The revelation of DeepSeek’s capabilities is more broadly the latest example of “China Shock 2.0”, The People’s Republic of China’s exceptionally rapid movement up the tech value chain, noted Green.

“It raises a question we have been talking about for some time – Can anyone beat China? The nation has a historically unique set of characteristics that when combined are making Chinese companies competitive across almost all tech areas,” he said.

The announcement of the new Trump administration’s $500bn AI infrastructure Stargate project, last week, demonstrates the strategic global importance of AI. And DeepSeek may signal a significant win for President Xi Jinping in the AI arms race between China and the US.
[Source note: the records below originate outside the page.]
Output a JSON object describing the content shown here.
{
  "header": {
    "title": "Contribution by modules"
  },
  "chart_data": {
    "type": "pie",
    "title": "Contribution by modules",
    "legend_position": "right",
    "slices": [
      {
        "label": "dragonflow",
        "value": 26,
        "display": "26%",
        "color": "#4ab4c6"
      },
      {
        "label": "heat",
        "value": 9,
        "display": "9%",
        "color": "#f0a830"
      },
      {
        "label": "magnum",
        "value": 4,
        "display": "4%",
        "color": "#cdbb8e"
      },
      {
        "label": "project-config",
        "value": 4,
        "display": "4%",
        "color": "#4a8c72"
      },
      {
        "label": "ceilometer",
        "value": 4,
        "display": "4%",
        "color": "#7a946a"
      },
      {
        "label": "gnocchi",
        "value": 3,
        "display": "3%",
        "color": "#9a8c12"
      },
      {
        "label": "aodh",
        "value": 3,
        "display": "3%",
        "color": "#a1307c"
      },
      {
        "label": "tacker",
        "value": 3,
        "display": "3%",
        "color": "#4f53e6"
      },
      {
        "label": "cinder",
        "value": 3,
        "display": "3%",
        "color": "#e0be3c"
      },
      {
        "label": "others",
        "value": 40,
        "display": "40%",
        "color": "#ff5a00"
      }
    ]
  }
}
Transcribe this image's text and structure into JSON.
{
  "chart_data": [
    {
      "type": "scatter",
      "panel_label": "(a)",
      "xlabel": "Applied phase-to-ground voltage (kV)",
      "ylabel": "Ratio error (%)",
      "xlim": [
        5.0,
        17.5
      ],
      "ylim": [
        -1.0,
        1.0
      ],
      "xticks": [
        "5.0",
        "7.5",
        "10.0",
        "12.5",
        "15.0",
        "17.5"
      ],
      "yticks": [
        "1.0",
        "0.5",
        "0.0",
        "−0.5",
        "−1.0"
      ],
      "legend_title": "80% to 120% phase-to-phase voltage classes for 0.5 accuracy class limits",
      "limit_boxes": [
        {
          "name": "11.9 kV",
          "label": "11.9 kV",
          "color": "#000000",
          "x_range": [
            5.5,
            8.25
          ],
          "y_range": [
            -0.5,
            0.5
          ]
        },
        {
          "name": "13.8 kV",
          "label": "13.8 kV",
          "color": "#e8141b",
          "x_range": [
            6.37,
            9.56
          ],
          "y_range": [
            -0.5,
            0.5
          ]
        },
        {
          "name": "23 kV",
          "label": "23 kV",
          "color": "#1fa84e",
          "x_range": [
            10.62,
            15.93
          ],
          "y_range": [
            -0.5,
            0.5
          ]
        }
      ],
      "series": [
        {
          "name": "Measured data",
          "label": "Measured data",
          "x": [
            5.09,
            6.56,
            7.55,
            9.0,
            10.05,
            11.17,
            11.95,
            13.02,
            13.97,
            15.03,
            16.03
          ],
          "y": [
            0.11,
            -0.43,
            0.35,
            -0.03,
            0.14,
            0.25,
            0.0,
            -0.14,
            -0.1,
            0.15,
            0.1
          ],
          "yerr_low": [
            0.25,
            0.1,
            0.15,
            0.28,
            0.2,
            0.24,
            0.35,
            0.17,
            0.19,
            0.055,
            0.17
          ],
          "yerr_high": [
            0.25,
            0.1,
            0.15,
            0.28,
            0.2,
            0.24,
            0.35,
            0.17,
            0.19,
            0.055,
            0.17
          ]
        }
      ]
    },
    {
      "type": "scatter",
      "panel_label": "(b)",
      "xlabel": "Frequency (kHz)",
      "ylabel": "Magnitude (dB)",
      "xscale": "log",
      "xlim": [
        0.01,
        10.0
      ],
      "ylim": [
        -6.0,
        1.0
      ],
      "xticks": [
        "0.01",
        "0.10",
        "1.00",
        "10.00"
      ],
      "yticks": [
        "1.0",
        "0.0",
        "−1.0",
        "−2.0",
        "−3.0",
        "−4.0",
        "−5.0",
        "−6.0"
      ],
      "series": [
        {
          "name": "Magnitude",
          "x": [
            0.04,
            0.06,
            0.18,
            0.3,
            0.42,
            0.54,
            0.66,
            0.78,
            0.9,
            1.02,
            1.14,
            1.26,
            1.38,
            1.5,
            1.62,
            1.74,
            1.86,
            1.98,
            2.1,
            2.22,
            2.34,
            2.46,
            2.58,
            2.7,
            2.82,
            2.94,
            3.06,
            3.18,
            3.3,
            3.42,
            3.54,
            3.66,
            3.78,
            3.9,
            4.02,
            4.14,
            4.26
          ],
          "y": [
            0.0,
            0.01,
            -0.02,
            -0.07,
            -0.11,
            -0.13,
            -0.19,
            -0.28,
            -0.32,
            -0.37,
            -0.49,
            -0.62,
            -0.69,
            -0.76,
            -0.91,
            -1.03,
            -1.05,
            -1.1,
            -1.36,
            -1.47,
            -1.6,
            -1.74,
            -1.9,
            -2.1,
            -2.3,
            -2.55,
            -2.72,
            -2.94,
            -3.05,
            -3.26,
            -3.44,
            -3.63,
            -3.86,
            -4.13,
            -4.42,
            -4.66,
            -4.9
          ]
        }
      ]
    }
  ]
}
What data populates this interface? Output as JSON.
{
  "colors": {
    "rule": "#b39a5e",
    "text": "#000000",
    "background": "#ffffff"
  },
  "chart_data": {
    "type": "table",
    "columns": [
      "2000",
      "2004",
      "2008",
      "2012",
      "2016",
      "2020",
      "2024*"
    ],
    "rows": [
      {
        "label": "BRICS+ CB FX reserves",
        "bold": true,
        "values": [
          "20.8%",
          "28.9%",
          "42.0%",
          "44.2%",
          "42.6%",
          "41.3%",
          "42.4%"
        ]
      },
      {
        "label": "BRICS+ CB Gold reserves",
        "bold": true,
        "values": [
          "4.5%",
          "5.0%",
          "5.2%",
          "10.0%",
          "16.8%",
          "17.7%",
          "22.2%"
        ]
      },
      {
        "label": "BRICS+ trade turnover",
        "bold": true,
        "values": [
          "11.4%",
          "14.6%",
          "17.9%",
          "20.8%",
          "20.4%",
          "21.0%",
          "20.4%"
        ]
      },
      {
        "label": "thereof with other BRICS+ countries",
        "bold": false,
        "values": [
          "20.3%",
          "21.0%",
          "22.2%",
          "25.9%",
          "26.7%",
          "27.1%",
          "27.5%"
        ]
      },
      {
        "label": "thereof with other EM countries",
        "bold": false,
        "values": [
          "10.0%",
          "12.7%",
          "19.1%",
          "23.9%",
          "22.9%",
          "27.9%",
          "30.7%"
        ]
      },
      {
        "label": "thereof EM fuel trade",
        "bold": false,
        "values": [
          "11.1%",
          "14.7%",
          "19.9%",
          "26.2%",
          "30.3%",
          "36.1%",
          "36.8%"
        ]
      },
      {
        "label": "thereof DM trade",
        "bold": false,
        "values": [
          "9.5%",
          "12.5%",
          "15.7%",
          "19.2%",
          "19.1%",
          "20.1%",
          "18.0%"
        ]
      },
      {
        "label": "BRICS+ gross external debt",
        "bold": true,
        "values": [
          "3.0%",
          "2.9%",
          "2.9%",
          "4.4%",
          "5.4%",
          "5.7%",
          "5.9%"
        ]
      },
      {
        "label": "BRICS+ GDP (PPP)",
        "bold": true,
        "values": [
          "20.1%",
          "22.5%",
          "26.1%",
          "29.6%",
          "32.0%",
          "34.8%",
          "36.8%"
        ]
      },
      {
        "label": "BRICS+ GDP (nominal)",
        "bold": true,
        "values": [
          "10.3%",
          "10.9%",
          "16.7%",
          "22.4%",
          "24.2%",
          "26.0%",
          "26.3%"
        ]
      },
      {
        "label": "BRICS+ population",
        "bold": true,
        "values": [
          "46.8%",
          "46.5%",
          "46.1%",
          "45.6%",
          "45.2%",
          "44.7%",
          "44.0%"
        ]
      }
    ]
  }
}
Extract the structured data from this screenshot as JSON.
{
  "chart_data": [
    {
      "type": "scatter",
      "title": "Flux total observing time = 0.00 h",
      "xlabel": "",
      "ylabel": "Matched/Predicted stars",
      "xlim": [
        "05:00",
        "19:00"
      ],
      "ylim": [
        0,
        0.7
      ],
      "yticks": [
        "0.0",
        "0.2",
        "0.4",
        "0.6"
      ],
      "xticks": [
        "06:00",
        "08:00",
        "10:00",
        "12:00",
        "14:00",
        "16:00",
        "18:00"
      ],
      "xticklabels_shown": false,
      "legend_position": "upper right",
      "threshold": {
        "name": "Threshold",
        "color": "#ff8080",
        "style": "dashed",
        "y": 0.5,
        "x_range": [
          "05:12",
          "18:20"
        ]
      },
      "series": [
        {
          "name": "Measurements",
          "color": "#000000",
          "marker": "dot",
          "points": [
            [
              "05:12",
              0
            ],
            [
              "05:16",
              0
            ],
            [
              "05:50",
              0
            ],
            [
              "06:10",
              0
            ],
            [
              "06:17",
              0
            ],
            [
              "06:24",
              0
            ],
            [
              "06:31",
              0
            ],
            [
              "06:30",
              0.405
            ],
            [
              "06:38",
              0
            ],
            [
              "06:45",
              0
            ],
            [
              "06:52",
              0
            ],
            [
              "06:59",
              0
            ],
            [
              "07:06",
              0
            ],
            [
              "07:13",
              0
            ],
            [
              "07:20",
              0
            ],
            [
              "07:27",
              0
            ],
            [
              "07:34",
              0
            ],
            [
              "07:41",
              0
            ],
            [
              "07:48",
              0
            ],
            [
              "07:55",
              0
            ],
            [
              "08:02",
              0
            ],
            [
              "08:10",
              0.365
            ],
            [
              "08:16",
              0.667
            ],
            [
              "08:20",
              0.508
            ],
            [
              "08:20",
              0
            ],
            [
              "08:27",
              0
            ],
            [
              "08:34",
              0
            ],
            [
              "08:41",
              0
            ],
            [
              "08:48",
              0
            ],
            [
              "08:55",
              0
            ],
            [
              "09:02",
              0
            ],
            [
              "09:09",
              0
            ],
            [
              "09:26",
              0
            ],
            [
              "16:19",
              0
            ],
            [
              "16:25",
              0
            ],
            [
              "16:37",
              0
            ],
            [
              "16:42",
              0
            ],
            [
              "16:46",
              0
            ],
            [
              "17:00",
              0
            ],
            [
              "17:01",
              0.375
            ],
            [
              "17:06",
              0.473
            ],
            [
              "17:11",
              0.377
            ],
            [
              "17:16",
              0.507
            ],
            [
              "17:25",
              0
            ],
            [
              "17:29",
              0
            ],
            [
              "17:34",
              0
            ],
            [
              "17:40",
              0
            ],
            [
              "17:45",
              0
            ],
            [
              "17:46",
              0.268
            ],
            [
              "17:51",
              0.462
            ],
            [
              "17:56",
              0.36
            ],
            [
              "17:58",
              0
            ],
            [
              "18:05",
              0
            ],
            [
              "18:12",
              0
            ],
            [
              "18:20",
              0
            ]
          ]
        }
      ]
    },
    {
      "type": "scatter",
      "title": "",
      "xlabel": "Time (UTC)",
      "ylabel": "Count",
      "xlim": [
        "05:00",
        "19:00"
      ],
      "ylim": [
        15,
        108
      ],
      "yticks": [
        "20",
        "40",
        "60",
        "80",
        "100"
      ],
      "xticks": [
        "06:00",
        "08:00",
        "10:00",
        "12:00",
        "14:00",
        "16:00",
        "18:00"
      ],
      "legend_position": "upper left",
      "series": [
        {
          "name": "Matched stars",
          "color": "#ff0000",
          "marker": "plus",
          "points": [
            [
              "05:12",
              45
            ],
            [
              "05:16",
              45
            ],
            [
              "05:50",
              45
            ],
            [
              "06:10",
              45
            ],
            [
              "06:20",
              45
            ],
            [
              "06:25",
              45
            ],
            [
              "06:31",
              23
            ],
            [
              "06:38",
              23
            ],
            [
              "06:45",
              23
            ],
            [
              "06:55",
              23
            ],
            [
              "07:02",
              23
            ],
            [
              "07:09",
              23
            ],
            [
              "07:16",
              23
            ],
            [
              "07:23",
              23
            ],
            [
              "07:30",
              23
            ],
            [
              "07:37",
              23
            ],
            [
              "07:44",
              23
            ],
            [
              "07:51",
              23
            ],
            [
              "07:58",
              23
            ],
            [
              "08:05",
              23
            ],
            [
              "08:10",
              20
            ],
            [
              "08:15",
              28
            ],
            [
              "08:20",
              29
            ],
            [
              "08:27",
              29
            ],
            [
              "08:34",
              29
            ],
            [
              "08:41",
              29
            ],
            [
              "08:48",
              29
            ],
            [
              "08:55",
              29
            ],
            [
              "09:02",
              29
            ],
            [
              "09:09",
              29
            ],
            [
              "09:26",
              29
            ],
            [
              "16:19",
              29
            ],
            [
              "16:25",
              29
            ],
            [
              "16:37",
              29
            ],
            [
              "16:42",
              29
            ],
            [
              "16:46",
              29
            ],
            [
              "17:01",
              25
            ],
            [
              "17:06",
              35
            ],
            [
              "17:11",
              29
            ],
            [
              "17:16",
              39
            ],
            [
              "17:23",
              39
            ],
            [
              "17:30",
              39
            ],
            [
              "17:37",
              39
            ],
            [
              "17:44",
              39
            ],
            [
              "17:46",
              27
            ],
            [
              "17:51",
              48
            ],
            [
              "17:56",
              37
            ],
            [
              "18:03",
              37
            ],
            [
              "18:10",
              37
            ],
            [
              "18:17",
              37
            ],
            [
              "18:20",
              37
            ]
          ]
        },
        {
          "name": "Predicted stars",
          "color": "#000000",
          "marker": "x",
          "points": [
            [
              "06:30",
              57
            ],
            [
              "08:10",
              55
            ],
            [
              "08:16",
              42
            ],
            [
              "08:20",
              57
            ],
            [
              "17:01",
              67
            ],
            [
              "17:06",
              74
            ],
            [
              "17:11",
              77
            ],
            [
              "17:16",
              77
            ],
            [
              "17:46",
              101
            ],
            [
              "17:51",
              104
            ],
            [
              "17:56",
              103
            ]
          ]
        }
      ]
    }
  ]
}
China has 30% share of global manufacturing, a developed market level technical ability and emerging market cost. “It’s still cheap,” noted Green. China also has the benefit of enormous state support in areas of finance, politics, human resources, among many others, he added.

“We think the combination will prove very difficult to beat. Last year it was an EV shock, this year AI, next year could be robotics and aviation,” said Green.

President Xi Jinping has long been aware of the importance of AI and has outlined his ambition for China to become the world leader in AI by 2030.

Broad recognition that AI needed to be led by private sector entrepreneurs rather than government prompted President Xi to assign national AI champions Baidu, Alibaba, Tencent, iFlytek and SenseTime to lead the charge.

Ultimately, Chinese competitiveness in areas traditionally dominated by advanced nations will lead to greater trade conflict and national security concerns, warned Green. “However, the rest of the world, will benefit from cheaper advanced manufactured products, EVs and solar are good existing examples,” he said.